Tuesday, May 20, 2014

Dorothy Day - Review of Her Biography: "All Is Grace"

My friend, the Rev. Robert Orr, offers the following review of a biography on Dorothy Day:

Tom,

I've just finished All Is Grace: A Biography of Dorothy Day by Jim Forrest.  

He does a remarkable job of telling the Catholic Worker story and introducing us to the beautiful woman Dorothy Day was.  

Again and again while I was reading it, I remembered you helping me get to work at the "Hippy Kitchen"/ Catholic Worker soup kitchen in LA.  In fact I used a flyer from that organization as a bookmark.  

I was struck by Day's "wild" life prior to her conversion, her empathy for men and women "on the street" during the depths of the depression, her need for solitude and community and how she balanced the two, her deep love of Russian literature,(especially Dostoyevsky) and the Orthodox Church, the birth of her daughter and her deep hurt when the father refused to marry her.  

Again and again she struggled to accomplish the "works of mercy" as she called them, and, of course, standing against war and the propaganda of war.  
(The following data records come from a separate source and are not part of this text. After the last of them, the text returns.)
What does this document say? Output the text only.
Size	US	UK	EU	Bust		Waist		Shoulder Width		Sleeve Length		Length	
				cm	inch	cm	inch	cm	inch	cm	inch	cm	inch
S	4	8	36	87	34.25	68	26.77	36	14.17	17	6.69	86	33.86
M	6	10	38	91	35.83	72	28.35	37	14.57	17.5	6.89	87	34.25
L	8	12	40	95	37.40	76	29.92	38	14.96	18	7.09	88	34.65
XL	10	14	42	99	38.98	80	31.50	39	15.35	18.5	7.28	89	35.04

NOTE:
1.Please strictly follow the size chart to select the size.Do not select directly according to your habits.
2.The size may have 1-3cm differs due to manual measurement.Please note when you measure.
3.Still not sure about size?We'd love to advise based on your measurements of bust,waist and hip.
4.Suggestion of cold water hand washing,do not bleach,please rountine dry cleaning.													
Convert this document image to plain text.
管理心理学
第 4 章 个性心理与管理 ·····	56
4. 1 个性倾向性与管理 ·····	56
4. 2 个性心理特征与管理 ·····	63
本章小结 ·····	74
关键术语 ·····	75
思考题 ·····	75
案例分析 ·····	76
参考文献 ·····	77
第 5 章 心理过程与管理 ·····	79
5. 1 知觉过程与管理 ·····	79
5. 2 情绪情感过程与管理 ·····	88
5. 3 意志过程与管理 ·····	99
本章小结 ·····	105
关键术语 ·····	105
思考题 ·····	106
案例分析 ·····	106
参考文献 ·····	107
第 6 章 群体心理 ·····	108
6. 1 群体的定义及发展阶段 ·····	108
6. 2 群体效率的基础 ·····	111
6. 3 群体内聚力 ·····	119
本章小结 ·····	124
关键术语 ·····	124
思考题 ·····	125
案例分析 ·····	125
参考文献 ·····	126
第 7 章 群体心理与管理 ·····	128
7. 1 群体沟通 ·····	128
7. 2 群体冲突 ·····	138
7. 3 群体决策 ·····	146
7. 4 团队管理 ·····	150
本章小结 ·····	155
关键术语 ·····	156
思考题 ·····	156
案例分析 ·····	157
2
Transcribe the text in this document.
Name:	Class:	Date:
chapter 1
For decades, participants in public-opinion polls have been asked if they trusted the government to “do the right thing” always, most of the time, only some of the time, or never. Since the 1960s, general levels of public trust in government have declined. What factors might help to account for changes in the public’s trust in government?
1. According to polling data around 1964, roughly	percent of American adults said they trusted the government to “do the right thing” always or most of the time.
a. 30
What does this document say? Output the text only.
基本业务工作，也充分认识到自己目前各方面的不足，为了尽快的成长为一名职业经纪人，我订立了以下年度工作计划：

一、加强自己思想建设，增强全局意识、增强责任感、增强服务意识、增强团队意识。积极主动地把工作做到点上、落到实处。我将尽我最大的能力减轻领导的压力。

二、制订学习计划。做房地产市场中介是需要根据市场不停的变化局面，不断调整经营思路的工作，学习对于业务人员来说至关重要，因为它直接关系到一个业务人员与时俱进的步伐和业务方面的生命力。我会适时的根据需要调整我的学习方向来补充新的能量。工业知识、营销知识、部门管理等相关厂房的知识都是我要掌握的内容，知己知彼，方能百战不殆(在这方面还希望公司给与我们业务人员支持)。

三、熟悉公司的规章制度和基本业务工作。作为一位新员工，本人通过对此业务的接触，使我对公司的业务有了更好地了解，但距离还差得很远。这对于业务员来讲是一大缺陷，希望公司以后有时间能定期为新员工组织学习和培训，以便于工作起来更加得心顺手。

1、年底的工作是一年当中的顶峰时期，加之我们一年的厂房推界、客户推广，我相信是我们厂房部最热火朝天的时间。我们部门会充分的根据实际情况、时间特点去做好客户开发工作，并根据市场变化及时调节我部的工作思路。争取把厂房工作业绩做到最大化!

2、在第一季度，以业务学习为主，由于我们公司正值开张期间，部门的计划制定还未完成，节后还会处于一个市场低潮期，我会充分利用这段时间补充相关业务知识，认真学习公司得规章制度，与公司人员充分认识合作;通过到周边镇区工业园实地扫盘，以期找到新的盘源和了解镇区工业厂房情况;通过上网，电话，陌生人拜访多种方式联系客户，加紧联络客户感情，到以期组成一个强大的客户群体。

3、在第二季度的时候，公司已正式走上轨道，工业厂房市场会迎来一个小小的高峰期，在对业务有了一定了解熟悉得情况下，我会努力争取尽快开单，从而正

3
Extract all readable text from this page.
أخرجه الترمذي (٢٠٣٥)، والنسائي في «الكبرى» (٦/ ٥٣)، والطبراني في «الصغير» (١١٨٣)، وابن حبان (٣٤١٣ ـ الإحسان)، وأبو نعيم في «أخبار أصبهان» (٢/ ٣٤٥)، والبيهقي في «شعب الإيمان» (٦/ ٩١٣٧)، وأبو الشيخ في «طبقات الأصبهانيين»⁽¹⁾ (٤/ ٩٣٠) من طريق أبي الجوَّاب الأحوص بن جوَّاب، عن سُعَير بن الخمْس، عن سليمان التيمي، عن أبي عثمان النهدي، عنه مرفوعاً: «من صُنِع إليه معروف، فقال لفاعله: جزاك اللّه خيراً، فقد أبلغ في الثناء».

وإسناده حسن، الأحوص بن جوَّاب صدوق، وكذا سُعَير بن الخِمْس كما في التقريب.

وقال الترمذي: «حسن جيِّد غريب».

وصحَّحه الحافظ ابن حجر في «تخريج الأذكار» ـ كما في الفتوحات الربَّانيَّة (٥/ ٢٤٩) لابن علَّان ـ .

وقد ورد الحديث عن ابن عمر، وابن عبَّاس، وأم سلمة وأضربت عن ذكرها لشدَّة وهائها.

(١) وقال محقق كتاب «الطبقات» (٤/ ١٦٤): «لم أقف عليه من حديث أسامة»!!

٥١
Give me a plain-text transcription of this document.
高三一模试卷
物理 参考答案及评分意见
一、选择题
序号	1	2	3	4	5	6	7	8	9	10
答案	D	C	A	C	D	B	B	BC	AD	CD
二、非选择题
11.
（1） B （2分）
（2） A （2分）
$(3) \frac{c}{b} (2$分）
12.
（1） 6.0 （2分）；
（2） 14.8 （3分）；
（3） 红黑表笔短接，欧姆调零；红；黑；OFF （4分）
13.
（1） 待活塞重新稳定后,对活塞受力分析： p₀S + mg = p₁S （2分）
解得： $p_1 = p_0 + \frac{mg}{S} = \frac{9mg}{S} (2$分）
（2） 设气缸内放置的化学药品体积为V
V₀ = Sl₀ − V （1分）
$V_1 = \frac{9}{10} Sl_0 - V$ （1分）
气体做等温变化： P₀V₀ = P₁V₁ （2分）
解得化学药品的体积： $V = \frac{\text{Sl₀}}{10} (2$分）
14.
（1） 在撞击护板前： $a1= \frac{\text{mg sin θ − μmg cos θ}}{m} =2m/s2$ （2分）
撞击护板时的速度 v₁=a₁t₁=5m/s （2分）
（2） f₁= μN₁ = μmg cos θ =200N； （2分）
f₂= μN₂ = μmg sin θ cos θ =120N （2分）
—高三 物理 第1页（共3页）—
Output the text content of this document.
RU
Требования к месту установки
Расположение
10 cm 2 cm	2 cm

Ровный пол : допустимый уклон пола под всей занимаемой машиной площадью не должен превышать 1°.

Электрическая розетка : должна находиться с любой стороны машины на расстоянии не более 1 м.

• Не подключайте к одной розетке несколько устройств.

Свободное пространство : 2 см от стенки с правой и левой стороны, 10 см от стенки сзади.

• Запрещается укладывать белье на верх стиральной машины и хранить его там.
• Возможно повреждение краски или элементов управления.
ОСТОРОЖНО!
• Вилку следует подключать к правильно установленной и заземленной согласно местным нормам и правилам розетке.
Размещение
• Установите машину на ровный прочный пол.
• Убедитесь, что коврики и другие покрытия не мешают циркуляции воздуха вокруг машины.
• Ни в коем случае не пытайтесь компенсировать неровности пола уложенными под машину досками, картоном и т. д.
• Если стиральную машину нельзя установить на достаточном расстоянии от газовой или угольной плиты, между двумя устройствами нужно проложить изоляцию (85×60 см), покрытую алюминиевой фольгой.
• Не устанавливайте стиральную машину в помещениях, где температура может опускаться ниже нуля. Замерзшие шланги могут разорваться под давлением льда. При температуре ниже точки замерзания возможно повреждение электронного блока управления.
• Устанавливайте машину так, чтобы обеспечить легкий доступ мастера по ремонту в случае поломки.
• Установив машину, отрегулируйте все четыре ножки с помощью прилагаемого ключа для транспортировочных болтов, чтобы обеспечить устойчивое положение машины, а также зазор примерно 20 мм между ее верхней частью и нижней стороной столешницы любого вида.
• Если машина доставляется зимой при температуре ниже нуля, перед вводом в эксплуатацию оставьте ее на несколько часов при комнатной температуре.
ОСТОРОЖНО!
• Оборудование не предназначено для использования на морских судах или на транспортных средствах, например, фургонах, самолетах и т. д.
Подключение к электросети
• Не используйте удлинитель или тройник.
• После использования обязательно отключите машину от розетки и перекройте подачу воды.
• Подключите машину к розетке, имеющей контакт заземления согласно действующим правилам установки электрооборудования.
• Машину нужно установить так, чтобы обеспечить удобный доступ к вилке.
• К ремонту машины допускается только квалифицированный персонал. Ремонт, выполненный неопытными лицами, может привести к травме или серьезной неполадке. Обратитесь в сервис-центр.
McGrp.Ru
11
Always she was a writer reflecting in her regular columns in the paper what was happening in her life, what she was thinking and praying about, and developments in the Catholic Worker movement.  

She remained a conservative Catholic who worked at seeing Christ in every human being.  She was a radical who challenged American society again and again - truly a person who taught us all what it means to follow Christ.